2 ― Keith Jarrett, „Bordeaux Concert“ 
Keith Jarrett ist mir ein alter, am Klavier manchmal etwas unruhiger, aber sehr sensibler „Freund“, der mir in den letzten Jahren viel Freude bereitet hat. Mit diesem Konzert hat er mich allerdings wie nie zuvor überrascht. Ungewöhnlich kleine Einheiten, die sich immer wieder gegenseitig verspinnen und ein buntes Panorama quer durch Jarretts Werk erschaffen. Immer wieder intensive Melodien, nachdenkliche Läufe und ein Tastenanschlag der mit diesem Konzert an Schönheit kaum zu überbieten ist. (siehe auch Blogeintrag vom 4.10.22

3 ― Kham Meslien, „Fantômes… Futurs“
Kham Meslien, lange Jahre Bassist einer französischen Folk-Rock-Chanson-Band und gelegentlich Begleitmusiker von Größen wie Archie Shepp oder Robert Wyatt, wurde von einem Festivalleiter aufgefordert ein Soloprojekt zu erwägen.
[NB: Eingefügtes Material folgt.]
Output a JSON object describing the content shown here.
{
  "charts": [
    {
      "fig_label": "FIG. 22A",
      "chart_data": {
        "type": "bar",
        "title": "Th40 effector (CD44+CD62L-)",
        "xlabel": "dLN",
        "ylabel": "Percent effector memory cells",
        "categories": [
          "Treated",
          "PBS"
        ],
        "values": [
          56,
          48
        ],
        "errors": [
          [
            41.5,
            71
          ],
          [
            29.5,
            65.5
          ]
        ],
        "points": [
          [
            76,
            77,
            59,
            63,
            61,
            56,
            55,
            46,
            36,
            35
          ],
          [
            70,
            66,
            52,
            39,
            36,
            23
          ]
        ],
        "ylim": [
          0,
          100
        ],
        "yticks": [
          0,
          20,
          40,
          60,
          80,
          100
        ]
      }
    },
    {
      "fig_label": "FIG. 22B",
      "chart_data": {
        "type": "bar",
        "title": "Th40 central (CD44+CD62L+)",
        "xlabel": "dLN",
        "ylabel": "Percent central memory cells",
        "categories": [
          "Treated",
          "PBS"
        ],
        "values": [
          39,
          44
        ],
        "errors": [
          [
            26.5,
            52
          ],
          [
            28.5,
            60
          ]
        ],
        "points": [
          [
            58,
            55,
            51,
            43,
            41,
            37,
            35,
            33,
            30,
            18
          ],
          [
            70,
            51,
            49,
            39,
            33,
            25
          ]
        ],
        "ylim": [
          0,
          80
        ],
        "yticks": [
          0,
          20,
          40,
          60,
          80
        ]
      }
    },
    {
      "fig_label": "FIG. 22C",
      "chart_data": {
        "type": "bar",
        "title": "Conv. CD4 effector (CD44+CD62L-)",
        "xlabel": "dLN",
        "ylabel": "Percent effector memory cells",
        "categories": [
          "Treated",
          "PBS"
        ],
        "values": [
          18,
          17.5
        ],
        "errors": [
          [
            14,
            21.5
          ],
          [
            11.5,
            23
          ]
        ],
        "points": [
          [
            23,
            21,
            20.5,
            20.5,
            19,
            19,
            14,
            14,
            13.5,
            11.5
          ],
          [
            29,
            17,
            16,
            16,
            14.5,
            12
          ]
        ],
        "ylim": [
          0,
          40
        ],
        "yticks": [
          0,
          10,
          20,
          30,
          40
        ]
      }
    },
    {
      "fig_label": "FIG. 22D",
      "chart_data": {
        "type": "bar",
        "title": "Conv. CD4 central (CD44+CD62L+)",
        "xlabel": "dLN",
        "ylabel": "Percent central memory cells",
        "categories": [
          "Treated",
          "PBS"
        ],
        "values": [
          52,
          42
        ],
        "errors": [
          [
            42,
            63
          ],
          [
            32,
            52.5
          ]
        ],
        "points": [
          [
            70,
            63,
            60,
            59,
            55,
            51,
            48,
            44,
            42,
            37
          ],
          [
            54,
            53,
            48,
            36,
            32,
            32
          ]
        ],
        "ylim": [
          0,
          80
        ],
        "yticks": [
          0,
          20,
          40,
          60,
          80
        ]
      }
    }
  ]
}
Ein weiser Vorschlag, denn die Musik, die dabei herauskam, hat eine schamanische Energie, der man sich kaum entziehen kann. Sie strotzt von rhythmischer Kraft und getragener Weite und wenn der Spoken-Word-Poet Anthony Joseph bei einem der Stücke seinen Text vorträgt tritt der Kontrabass einen Schritt zurück und unterstreicht eindrücklich die Macht der Worte.